AuthorEditorial Team
Published
January 20, 2026/01:21 PM
Section
City
San Francisco Moves Toward Dismantling Vaillancourt Fountain, a Landmark of Embarcadero Skateboarding Culture
Source: Wikimedia Commons / Author: Mjrmtg

A long-debated Embarcadero landmark is headed for removal as officials cite safety, costs and a major plaza redesign

San Francisco is preparing to dismantle the Vaillancourt Fountain at Embarcadero Plaza, a 1971 concrete monument that became a defining backdrop for generations of street skateboarding and decades of waterfront civic life. The project advanced after the Board of Supervisors voted 10–1 to uphold the city’s plan to remove the structure as part of a wider transformation of the plaza.

The fountain, a Brutalist sculpture by Québec artist Armand Vaillancourt, sits where Market Street meets the Embarcadero. It has been associated with public gatherings ranging from political demonstrations to live performances, and it is widely documented as a recurring location in skate videos from the 1980s and 1990s onward. For many skaters, the plaza functioned as a central stage for early modern street skating in San Francisco.

City officials have framed the removal as a public safety measure tied to the fountain’s physical deterioration and the risks posed by aging materials and structural components. The fountain has been fenced off in recent months, limiting public access while the city pursued next steps. Engineering and environmental assessments cited by city decision-makers identified significant degradation and potential hazards, and the city has said restoration and ongoing maintenance would carry substantial costs.

Under the approved approach, the fountain is expected to be taken apart and placed into storage while officials determine its longer-term outcome, which could include restoration, relocation or retirement. Planning documents for the broader Embarcadero Plaza overhaul describe an effort to reconfigure the space and improve its usability, with the fountain’s footprint viewed as a constraint within the new layout. The plaza project budget is in the tens of millions of dollars, with the dismantling portion estimated in the low single-digit millions.

The decision has highlighted a recurring tension in San Francisco civic planning: how to weigh public safety and functional redesign against the cultural value of controversial or unconventional public art.

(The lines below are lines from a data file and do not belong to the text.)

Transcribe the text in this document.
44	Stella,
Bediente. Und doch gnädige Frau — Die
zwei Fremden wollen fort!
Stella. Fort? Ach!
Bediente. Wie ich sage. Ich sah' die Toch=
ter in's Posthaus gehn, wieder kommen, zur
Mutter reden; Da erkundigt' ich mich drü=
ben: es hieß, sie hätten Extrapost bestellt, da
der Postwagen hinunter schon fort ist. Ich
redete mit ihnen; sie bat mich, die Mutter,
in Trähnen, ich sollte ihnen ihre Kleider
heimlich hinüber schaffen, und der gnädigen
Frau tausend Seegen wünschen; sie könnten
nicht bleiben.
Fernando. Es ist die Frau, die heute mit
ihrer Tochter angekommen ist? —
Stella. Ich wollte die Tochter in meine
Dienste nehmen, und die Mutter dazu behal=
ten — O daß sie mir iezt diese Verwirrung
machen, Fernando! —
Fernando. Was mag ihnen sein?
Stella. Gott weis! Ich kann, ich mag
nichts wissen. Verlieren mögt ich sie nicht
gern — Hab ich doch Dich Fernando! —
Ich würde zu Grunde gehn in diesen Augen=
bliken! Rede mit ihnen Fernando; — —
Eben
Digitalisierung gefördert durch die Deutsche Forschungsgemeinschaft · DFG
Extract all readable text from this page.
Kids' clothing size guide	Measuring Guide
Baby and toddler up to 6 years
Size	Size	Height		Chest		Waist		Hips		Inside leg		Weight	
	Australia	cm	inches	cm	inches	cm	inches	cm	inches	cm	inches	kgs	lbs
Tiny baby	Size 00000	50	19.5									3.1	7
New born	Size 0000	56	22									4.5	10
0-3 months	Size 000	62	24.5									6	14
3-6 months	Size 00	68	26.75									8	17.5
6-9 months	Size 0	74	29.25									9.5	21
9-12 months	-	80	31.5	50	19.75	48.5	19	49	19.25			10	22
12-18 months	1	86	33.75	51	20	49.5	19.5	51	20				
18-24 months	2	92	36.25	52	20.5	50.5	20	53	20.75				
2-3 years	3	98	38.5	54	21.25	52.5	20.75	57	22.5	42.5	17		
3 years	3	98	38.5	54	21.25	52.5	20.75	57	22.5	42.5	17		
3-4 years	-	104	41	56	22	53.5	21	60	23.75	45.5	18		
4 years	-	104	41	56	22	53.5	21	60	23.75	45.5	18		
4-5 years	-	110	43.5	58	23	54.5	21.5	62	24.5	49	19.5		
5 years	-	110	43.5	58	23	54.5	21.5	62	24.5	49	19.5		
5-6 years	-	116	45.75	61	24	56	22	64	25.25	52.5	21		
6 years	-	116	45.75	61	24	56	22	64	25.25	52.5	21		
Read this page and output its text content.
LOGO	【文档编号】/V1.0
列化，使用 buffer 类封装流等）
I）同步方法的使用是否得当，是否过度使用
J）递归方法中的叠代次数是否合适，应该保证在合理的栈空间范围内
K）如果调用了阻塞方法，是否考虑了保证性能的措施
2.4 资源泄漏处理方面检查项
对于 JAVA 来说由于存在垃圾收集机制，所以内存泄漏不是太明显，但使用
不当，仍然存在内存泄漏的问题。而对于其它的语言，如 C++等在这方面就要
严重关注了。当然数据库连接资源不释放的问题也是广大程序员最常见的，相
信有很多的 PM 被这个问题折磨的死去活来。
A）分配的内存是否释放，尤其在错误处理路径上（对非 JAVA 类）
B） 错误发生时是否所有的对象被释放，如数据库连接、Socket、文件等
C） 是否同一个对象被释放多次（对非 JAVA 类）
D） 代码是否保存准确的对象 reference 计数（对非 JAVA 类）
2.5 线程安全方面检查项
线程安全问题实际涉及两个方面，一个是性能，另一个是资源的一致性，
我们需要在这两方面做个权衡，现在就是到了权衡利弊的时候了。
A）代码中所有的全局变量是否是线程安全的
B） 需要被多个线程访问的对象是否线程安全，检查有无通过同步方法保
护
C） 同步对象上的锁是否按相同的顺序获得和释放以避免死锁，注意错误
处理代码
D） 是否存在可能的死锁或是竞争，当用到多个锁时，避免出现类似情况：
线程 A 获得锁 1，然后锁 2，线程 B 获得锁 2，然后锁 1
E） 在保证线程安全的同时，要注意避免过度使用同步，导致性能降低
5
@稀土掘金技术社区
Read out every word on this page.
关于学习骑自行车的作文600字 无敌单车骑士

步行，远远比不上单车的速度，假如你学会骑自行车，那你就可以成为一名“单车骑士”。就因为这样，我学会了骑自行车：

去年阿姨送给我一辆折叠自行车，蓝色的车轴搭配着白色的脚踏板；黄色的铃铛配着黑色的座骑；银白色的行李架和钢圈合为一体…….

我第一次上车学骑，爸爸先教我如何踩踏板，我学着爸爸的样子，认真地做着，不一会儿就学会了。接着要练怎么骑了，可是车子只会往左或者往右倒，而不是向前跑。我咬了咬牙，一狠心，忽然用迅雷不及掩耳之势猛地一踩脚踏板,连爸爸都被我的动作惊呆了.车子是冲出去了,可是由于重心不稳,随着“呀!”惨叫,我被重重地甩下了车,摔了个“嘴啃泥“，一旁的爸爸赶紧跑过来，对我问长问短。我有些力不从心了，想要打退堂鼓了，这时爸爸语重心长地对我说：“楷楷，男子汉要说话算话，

Preservation advocates have argued the process should include a fuller environmental review and a more robust evaluation of alternatives, including repair. Supporters of removal have pointed to the prolonged inoperability, repeated damage, and the difficulty of returning the fountain to safe, reliable operation while meeting the redesign’s goals.

What happens next will unfold in phases:

  • Site work and dismantling preparations are expected to begin in early 2026, with the removal phase projected to take weeks to months.
  • The fountain’s components are slated for temporary storage for up to several years while a final decision is made.
  • Construction on the Embarcadero Plaza redesign is expected to proceed alongside the fountain’s removal timeline.

The dismantling vote does not settle the fountain’s ultimate fate, but it does mark a turning point for a structure that, for more than five decades, has been alternately criticized as forbidding and celebrated as a singular piece of waterfront identity—particularly for the skateboarding community that helped make the site internationally recognizable.